I guess the only ones interested in this is server authors / maintainers
and administrators. We can rephrase it a bit, stating that two dots means
one, and one dot means the hierarchy seperator, and that this is to be
interpreted left to right, leftmost derivative..
And the users! Someone _will_ try to make mailbox 'misc', and then try to make '...crap' under it. Never underestimate the users' ability to come up with strange edge-case scenarios :-)
The above case would not be possible to encode in IMAPdir, even though the hierarchy delimiter has not been used. This would generally not be a problem ('...crap' is pretty weird, really), except that literal dots at the very beginning of the mailbox name (at the root of the tree) *are* allowed.

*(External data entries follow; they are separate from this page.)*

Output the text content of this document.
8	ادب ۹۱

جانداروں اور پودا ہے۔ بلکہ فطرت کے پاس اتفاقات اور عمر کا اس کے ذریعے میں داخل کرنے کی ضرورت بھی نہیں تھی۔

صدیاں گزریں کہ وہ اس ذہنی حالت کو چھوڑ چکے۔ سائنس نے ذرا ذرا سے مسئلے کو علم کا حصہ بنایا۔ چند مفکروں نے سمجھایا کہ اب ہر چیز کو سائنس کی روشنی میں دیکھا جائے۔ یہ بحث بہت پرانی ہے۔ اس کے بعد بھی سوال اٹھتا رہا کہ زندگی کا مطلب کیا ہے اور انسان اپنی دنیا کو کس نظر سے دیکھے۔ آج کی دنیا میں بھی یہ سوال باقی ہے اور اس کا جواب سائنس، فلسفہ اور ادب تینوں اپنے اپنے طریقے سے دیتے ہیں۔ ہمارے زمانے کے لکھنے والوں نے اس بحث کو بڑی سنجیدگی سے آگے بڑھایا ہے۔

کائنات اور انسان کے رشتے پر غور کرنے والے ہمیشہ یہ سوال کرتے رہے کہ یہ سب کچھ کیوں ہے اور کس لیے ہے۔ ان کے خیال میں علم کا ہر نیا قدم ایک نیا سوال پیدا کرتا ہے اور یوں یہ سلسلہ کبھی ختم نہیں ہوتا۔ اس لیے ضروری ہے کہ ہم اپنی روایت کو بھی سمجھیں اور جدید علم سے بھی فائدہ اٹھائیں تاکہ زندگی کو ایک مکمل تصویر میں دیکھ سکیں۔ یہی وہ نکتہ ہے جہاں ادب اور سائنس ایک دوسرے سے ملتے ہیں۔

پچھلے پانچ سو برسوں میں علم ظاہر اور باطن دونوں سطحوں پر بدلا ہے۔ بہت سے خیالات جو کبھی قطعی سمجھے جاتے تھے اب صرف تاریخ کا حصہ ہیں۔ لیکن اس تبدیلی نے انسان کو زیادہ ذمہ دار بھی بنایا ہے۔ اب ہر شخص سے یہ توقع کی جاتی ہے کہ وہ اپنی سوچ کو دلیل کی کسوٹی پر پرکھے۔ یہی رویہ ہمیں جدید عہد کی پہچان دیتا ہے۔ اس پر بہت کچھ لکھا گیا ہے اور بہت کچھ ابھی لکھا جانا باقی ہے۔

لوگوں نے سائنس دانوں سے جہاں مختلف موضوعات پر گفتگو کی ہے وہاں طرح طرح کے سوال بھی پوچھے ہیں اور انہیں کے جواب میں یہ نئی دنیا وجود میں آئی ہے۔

How about a separate escape character? Instead of overloading the dot to mean three things (escape, literal, separator), have:
\ (escape char) \\ (literal \) . (hierarchy delimiter) \. (literal dot)
I am talking about the IMAPdir representation, of course, not about the imap side of things. The only thing that is a little tricky is that '\' is already an escape character in most (all?) unix shells, so anyone modifying their IMAPdirs by hand will need to use single quotes or double-escape their backslashes.
This wouldn't change the leading dot special case, it would remain a literal dot, regardless of wether it is escaped or not.